Hochstetten-Dhaun darf sich glücklich schätzen ein kleines Lädchen in der Dorfmitte zu wissen. Anderswo wäre man froh über eine Bäckertheke, die eine Vielfalt von Backwaren zu bieten hat. Noch dazu zu einem unschlagbaren Preis. Keine Frage die Bewohner sind privilegiert. Blöd nur, die wissen das nicht unbedingt zu schätzen. Will heißen, viele Hochstettener schauen nicht oder nur selten vorbei. Wie ist das zu erklären? Die Mädels hinter der Ladentheke können sich keinen Reim auf das eher zögerliche Kaufverhalten machen. Die wundern sich nur noch. Keine Frage, das Hauptgeschäft sind Pendler und Durchreisende. Blöd, nach der Ortsumfahrung-Freigabe, bleiben die wegen des Umweges mehrheitlich fern. Der Umsatz ist eingebrochen. Daher wäre es umso wichtiger, dass die Einwohner ihr Herz für das „Lädchen“ neu entdecken. Falls nicht, wird der womöglich eines Tages schließen müssen. Wenig Kunden, wenig Umsatz. Die Folge wollen wir uns lieber nicht ausmalen. Daher der Blog-Aufruf: „Kauft Eure Backwaren vor Ort! Unterstützt den Bäcker im Dorf!“ Der gehört zu einer Dorfentwicklung unbedingt dazu. Das Lädchen ist Heimat, wo sich neben Back- auch Gemischtwaren finden lassen. Was Hochstetten nicht braucht ist noch eine Schwächung des Ortskerns. Verstanden!  

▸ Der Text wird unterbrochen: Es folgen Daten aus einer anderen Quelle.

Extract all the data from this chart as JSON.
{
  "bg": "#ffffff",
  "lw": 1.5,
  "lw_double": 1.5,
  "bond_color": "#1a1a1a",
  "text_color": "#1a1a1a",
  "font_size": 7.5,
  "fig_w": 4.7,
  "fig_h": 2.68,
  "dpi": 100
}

Eine Antwort auf „Hilferuf aus dem Hochstettener Lädchen!“

  1. Also nicht wundern wenn das Lädchen nicht mehr exisiert.Wenn die Menschen im Ort lieber bei den Discountern,Lidl,Aldi,Netto ihren Kram kaufen und dafür nach Kirn oder Globus fahren ist das ganz bestimmt schneller und kostengünstiger. Für ältere Menschen eine Zumutung bis gar nicht möglich. Die Millardäre noch reicher machen und den Geschäften vor Ort den Gar ausmachen.Geiz ist geil kommt doch in der Werbung.